Same you can believe in

Just arrived at LAX, taking a few minutes before flying off to LAV (to which I would like to append oratory) to post a couple of pointers to what I read and heard on the plane.

First is A Conservative for Obama, by Wick Allison, who actually gave the maximum sum to McCain earlier this year, “…when there was still hope he might come to his senses”. A few grafs:

  Liberalism always seemed to me to be a system of “oughts.” We ought to do this or that because it’s the right thing to do, regardless of whether it works or not. It is a doctrine based on intentions, not results, on feeling good rather than doing good.
  But today it is so-called conservatives who are cemented to political programs when they clearly don’t work. The Bush tax cuts — a solution for which there was no real problem and which he refused to end even when the nation went to war — led to huge deficit spending and a $3 trillion growth in the federal debt. Facing this, John McCain pumps his “conservative” credentials by proposing even bigger tax cuts. Meanwhile, a movement that once fought for limited government has presided over the greatest growth of government in our history. That is not conservatism; it is profligacy using conservatism as a mask.
  Today it is conservatives, not liberals, who talk with alarming bellicosity about making the world “safe for democracy.” It is John McCain who says America’s job is to “defeat evil,” a theological expansion of the nation’s mission that would make George Washington cough out his wooden teeth.
  This kind of conservatism, which is not conservative at all, has produced financial mismanagement, the waste of human lives, the loss of moral authority, and the wreckage of our economy that McCain now threatens to make worse.
  …I disagree with him on many issues. But those don’t matter as much as what Obama offers, which is a deeply conservative view of the world. Nobody can read Obama’s books (which, it is worth noting, he wrote himself) or listen to him speak without realizing that this is a thoughtful, pragmatic, and prudent man. It gives me comfort just to think that after eight years of George W. Bush we will have a president who has actually read the Federalist Papers.
  Most important, Obama will be a realist. I doubt he will taunt Russia, as McCain has, at the very moment when our national interest requires it as an ally. The crucial distinction in my mind is that, unlike John McCain, I am convinced he will not impulsively take us into another war unless American national interests are directly threatened.

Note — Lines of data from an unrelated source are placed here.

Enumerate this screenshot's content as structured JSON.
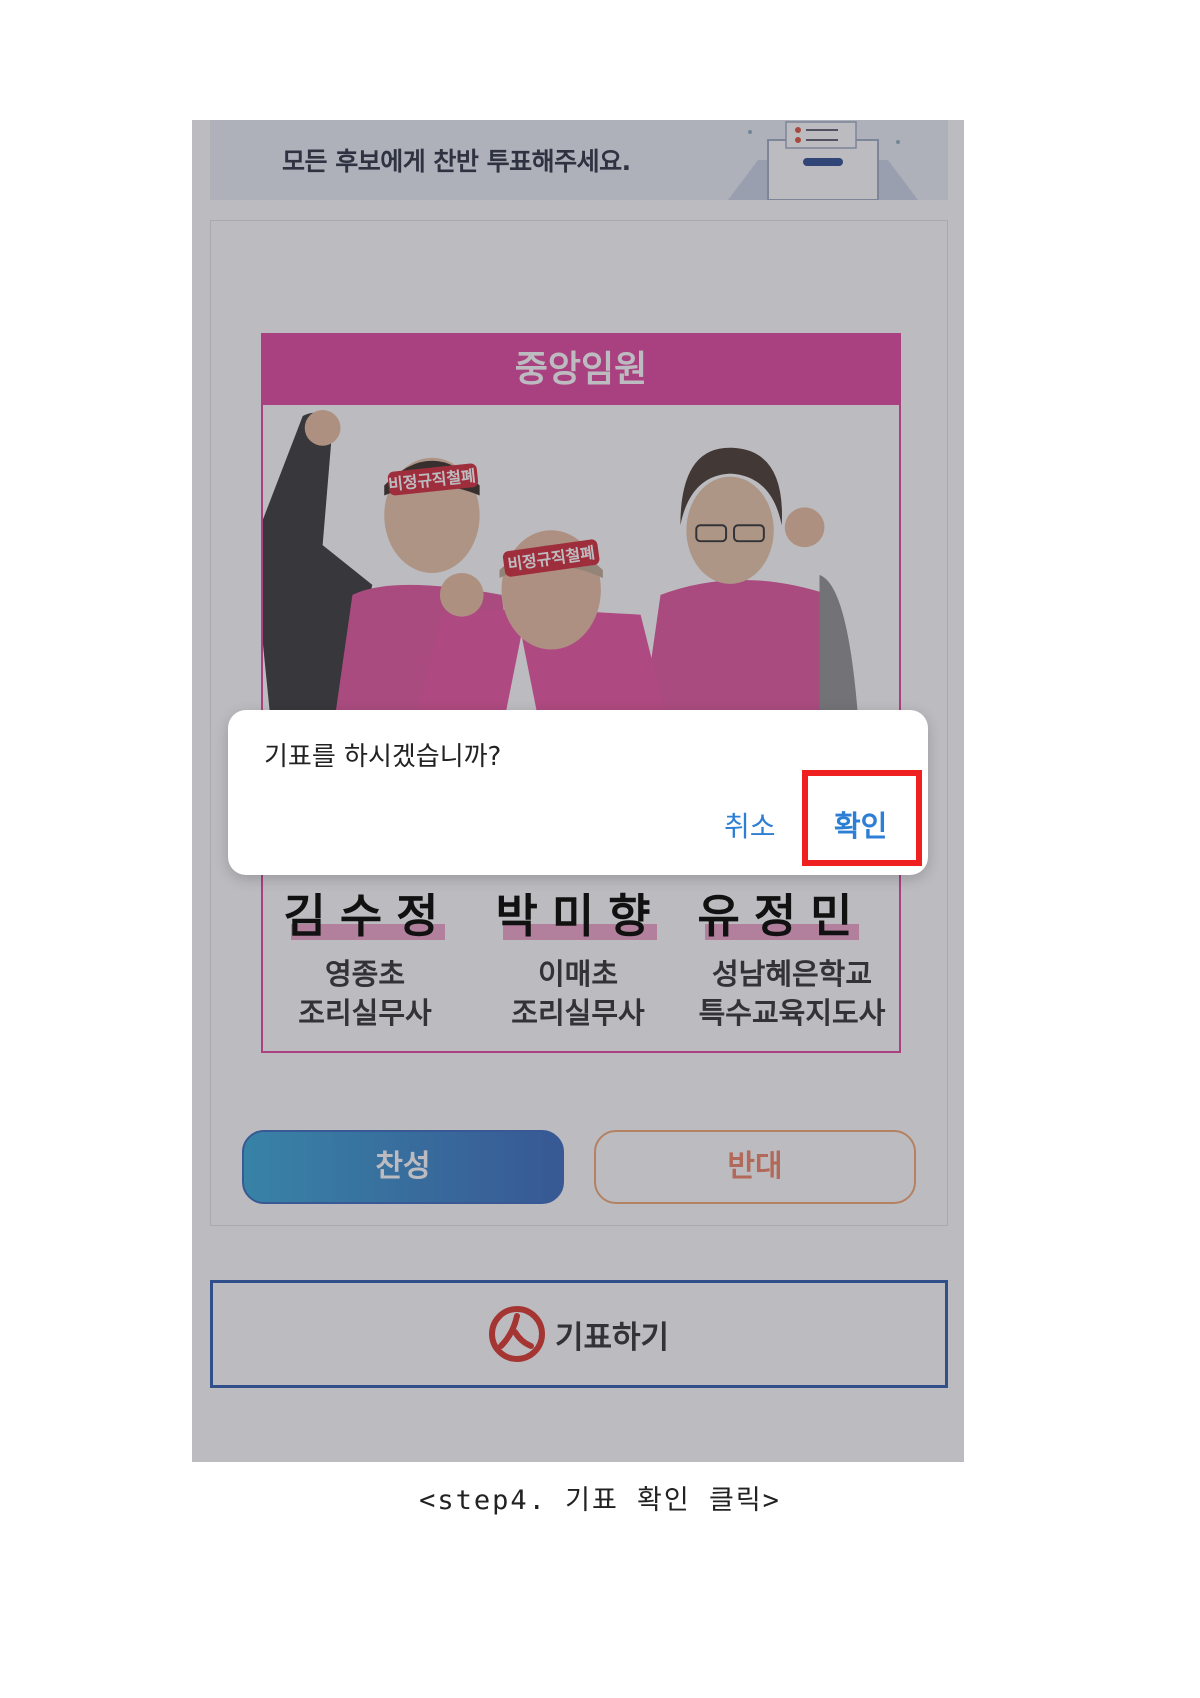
{
  "banner": {
    "text": "모든 후보에게 찬반 투표해주세요."
  },
  "panel": {
    "title": "중앙임원",
    "headband_text": "비정규직철폐"
  },
  "candidates": [
    {
      "name": "김수정",
      "school": "영종초",
      "role": "조리실무사"
    },
    {
      "name": "박미향",
      "school": "이매초",
      "role": "조리실무사"
    },
    {
      "name": "유정민",
      "school": "성남혜은학교",
      "role": "특수교육지도사"
    }
  ],
  "vote": {
    "yes_label": "찬성",
    "no_label": "반대"
  },
  "submit": {
    "label": "기표하기"
  },
  "dialog": {
    "message": "기표를 하시겠습니까?",
    "cancel_label": "취소",
    "ok_label": "확인"
  },
  "caption": "<step4. 기표 확인 클릭>",
  "colors": {
    "brand_pink": "#e0399a",
    "accent_blue": "#2c7fd4",
    "highlight_red": "#ee2020",
    "submit_border": "#1f4fa8"
  }
}
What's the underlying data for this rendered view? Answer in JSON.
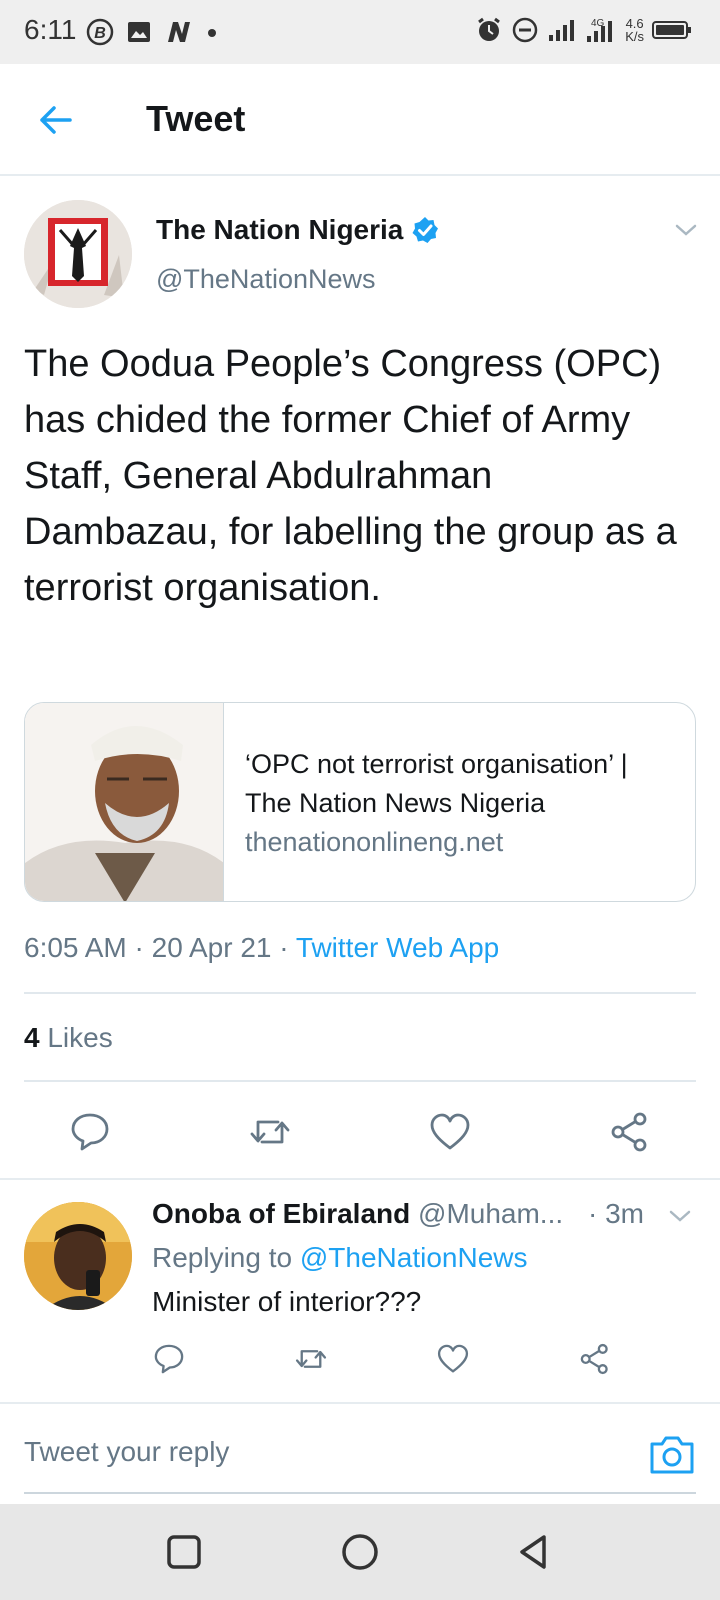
{
  "status_bar": {
    "time": "6:11",
    "network_speed_value": "4.6",
    "network_speed_unit": "K/s",
    "network_type": "4G",
    "icons": [
      "b-circle-icon",
      "image-icon",
      "n-app-icon",
      "dot-icon",
      "alarm-icon",
      "dnd-icon",
      "signal-icon",
      "signal-4g-icon",
      "battery-icon"
    ]
  },
  "header": {
    "title": "Tweet",
    "back_icon": "arrow-left-icon"
  },
  "tweet": {
    "author_name": "The Nation Nigeria",
    "verified": true,
    "author_handle": "@TheNationNews",
    "text": "The Oodua People’s Congress (OPC) has chided the former Chief of Army Staff, General Abdulrahman Dambazau, for labelling the group as a terrorist organisation.",
    "card": {
      "title": "‘OPC not terrorist organisation’ | The Nation News Nigeria",
      "domain": "thenationonlineng.net"
    },
    "time": "6:05 AM",
    "date": "20 Apr 21",
    "separator": "·",
    "source": "Twitter Web App",
    "likes_count": "4",
    "likes_label": "Likes"
  },
  "reply": {
    "author_name": "Onoba of Ebiraland",
    "author_handle": "@Muham...",
    "time": "· 3m",
    "replying_prefix": "Replying to",
    "replying_to": "@TheNationNews",
    "text": "Minister of interior???"
  },
  "compose": {
    "placeholder": "Tweet your reply"
  },
  "colors": {
    "accent": "#1da1f2",
    "secondary_text": "#657786",
    "primary_text": "#14171a"
  }
}
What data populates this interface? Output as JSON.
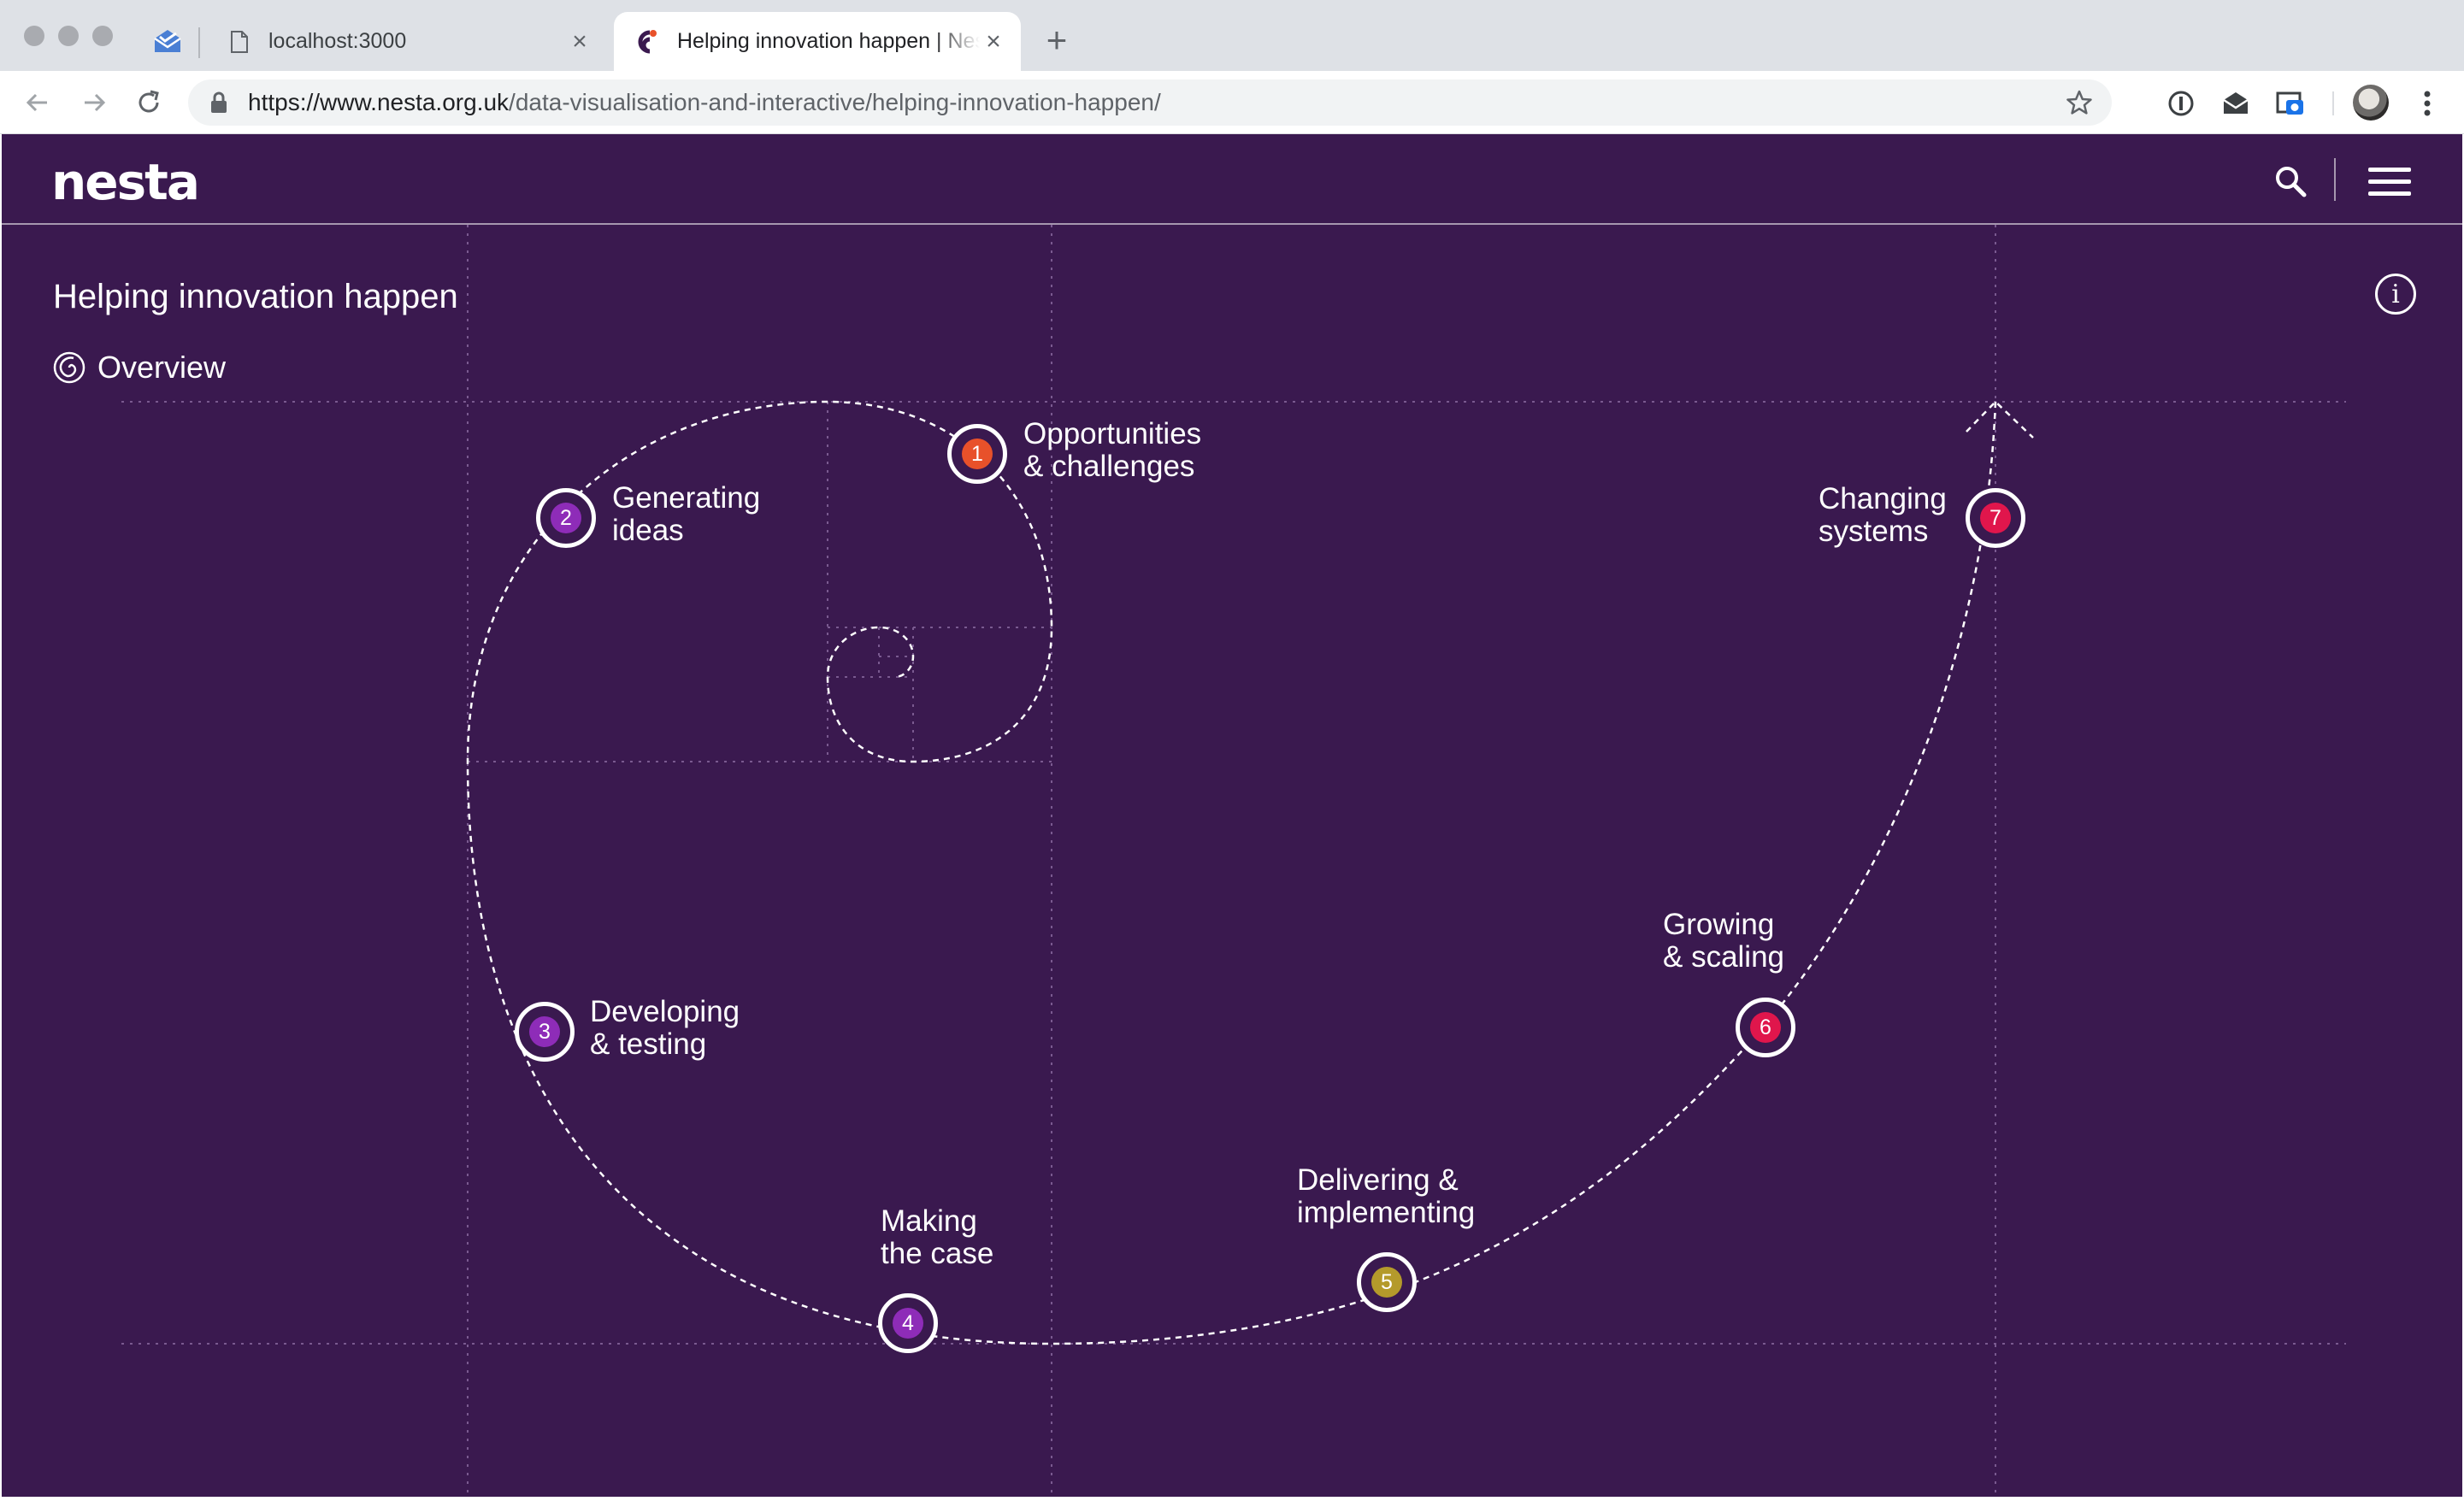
{
  "browser": {
    "tabs": [
      {
        "title": "localhost:3000",
        "active": false,
        "icon": "page-icon"
      },
      {
        "title": "Helping innovation happen | Nesta",
        "active": true,
        "icon": "nesta-favicon"
      }
    ],
    "pinned_icon": "mail-icon",
    "new_tab_symbol": "+",
    "close_symbol": "×",
    "url": {
      "host": "https://www.nesta.org.uk",
      "path": "/data-visualisation-and-interactive/helping-innovation-happen/"
    },
    "extensions": [
      "info-extension-icon",
      "mail-extension-icon",
      "screenshot-extension-icon"
    ]
  },
  "site": {
    "logo": "nesta",
    "title": "Helping innovation happen",
    "overview_label": "Overview",
    "info_symbol": "i"
  },
  "stages": [
    {
      "number": "1",
      "label": "Opportunities\n& challenges",
      "color": "#e8512a"
    },
    {
      "number": "2",
      "label": "Generating\nideas",
      "color": "#8e2cb8"
    },
    {
      "number": "3",
      "label": "Developing\n& testing",
      "color": "#8e2cb8"
    },
    {
      "number": "4",
      "label": "Making\nthe case",
      "color": "#8e2cb8"
    },
    {
      "number": "5",
      "label": "Delivering &\nimplementing",
      "color": "#b49a2b"
    },
    {
      "number": "6",
      "label": "Growing\n& scaling",
      "color": "#e0164c"
    },
    {
      "number": "7",
      "label": "Changing\nsystems",
      "color": "#e0164c"
    }
  ],
  "colors": {
    "background": "#3a194f",
    "line": "#ffffff"
  }
}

The other is this interview with Tom Friedman on Fresh Air. I’m not sure he’ll succeed at making green “the new red, white & blue”, but if you don’t have enough reasons to vote against McCain already, he’ll load you up with a few more good ones.

Bonus link.



6 responses to “Same you can believe in”

  1. Excellent observations, I agree, and a realist is what we need in the white house.

  2. You don’t mention this, and don’t know if you or your readers will know this without digging into the Wiki link you provided: Allison used to be the publisher of the National Review. THE conservative newspaper of record. Bill Buckley and all that.

    Sounds like he may have had some of the same feelings you did about McCain and his maverick reputation. Too bad McCain is just hungry for the position, and will do anything to get there.

  3. Here’s hoping this leading conservative’s stance will resonate with many of that persuasion who are no doubt bitterly disappointed in the results of the so-called Conservative revolution.

    I too heard the Tom Friedman interview and was cheering behind the wheel as I drove — also worrying he would have apoplexy while on the air, as he got quite agitated.

    Another conservative voice with a resonant message is Andrew Bacevich’s book on Limits of Power. See http://www.amazon.com/Limits-Power-End-American-Exceptionalism/dp/0805088156/ref=sr_1_1?ie=UTF8&s=books&qid=1221838357&sr=1-1

  4. Martropolis,

    Yes I knew that Allison was a former publisher of National Review. He succeeded William Rusher, as I recall. I was a subscriber back in those days, too.

  5. As a member of acadame, I wonder what you think of politically indoctrinating professors, like this:
    http://www.powerlineblog.com/archives2/2008/09/021557.php

  6. Well, I hesitate to call myself a “member of academe”. While I’m a fellow at centers at both Harvard and UCSB, I’m not on the faculties of either, or even close.

    That said, I’m still not sure what to make of the story you describe in your post, partly because I don’t have the whole story (which I suspect is more complicated than it appears from the report of one student), and partly because I believe every faculty member in every class at every college and university should be at liberty to teach their subjects in any way that works for them, and for their students. If they’re good teachers, they should be recognized and rewarded. If they’re lousy teachers, they have their jobs yanked.

    Are we sure Professor Ulrich was “indoctrinating”
    her students? I’m not. Yet. Until I hear more reports, from more witnesses, the benefit of my doubt goes to the professor.